NASA recently launched a new probe aimed at being the first to encounter two asteroids in our asteroid field. This Dawn spacecraft is set to look at Vesta and Ceres and study them in detail. If it happens to still be functional afterward, they plan on pointing it at other asteroids to study them as well.

The largest known asteroid in our solar system’s asteroid field is Ceres, which is around 650 miles in diameter and is now sometimes classified as a dwarf planet. The runner up is Pallas, which is about 360 miles in diameter.

Ceres was discovered by Giuseppe Piazzi in 1801. Once it was realized that it was neither a comet nor a planet, Sir William Herschel named it an asteroid, a word he made up.

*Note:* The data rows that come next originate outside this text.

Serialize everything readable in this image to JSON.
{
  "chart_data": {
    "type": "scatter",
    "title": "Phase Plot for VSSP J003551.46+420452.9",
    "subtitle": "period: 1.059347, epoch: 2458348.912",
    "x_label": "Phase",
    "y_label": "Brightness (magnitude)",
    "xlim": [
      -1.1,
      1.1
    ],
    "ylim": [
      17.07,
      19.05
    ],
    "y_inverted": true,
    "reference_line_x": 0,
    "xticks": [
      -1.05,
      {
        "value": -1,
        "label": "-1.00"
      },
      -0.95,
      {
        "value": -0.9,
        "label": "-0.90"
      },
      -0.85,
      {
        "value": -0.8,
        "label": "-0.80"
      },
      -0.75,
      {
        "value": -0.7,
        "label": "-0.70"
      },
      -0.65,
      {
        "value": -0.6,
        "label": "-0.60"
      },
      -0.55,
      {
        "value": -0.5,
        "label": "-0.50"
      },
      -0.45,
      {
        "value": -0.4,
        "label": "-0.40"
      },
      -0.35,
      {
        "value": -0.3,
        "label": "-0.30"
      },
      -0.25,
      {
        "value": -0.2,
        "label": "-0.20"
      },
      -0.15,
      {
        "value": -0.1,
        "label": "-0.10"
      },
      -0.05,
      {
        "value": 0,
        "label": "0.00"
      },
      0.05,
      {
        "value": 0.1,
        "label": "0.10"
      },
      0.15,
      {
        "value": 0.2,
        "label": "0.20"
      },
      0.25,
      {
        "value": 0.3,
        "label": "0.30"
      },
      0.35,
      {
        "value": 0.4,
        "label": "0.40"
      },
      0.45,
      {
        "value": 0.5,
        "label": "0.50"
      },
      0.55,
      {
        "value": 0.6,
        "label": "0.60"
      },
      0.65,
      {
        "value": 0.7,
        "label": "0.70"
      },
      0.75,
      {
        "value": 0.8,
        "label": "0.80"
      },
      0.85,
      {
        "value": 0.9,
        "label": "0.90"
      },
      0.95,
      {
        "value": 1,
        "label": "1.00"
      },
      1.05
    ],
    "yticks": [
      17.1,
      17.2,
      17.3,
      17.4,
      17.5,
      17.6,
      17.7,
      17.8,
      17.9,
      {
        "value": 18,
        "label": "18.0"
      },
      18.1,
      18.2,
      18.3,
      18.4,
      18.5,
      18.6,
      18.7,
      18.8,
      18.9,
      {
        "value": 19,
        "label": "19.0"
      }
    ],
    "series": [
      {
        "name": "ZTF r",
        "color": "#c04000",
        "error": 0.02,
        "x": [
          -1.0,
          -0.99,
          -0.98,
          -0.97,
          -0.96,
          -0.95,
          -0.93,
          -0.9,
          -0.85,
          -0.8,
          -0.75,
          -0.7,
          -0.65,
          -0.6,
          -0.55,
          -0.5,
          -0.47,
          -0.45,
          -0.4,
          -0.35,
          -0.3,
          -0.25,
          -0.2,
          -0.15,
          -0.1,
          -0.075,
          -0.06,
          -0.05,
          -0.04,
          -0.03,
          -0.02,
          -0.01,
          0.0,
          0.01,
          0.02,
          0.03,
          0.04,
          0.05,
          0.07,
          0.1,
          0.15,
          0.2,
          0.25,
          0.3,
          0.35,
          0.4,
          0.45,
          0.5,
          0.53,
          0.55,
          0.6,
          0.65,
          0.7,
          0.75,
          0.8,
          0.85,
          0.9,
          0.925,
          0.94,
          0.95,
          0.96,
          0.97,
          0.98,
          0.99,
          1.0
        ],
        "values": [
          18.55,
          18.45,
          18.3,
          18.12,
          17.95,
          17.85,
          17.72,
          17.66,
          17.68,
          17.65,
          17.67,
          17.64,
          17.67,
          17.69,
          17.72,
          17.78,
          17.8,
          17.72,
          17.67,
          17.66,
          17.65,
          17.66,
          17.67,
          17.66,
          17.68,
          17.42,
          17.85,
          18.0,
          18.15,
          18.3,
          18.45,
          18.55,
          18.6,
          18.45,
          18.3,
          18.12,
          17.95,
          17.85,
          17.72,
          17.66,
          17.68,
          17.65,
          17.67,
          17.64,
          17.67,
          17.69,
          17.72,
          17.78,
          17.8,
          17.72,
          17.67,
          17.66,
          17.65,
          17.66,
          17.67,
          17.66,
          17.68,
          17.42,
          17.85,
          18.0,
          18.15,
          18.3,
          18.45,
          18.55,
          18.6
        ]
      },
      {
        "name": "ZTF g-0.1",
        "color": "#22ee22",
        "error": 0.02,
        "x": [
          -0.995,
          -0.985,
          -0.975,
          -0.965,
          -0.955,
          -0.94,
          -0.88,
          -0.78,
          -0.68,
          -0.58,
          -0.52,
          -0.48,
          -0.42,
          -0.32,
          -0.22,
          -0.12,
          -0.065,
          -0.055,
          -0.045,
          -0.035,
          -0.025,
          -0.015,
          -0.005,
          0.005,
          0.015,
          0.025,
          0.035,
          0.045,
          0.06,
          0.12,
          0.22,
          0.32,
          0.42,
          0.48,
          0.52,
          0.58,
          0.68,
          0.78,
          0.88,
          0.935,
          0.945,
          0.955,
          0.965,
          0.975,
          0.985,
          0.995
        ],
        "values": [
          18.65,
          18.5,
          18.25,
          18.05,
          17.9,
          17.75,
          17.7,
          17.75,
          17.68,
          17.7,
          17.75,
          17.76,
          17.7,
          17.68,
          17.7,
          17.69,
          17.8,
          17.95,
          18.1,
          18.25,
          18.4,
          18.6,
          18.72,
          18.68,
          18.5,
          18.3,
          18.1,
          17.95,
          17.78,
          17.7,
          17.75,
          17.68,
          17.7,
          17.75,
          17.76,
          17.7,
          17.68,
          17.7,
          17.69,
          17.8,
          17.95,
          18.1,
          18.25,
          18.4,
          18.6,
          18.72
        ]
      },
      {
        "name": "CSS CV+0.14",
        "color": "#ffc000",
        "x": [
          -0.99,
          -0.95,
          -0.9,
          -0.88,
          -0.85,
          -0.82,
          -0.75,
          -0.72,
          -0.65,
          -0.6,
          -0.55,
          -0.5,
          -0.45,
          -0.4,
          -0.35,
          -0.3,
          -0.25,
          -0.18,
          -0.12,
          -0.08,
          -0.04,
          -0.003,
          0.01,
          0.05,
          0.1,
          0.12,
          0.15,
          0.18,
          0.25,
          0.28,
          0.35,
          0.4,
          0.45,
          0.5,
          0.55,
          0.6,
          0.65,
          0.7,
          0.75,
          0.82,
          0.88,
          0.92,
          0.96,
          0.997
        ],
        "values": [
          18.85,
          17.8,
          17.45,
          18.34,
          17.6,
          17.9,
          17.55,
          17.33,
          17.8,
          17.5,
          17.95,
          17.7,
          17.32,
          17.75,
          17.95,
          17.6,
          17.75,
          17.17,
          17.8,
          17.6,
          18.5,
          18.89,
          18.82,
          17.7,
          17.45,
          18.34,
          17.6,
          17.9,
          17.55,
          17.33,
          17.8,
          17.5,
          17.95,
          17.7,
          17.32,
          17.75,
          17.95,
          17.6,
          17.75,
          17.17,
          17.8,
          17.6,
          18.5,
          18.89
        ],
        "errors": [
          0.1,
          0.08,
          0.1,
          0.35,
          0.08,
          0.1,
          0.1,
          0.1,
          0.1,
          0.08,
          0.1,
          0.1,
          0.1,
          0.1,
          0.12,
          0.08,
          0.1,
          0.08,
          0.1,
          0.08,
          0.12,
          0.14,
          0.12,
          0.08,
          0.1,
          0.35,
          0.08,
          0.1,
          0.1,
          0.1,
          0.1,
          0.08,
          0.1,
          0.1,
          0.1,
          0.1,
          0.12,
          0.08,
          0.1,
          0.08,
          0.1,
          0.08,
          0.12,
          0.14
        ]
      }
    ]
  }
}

The word itself means “star-rock” or “star-planet” (aster-oid). Sir William Herschel was also the astronomer who discovered Uranus.

To date about 280,000+ asteroids have been found in our solar system with that number continuing to rise rapidly. Of those 280,000 only about 200 are bigger than about 60 miles in diameter (about 100km). It’s estimated that there are around 1-2 million asteroids in our solar system.

The vast majority of asteroids seem to be made of mostly carbon (3/4, called C-type); the vast majority of the rest seem to be made of iron and nickel (M-type) with some are composed of silicates (S-type).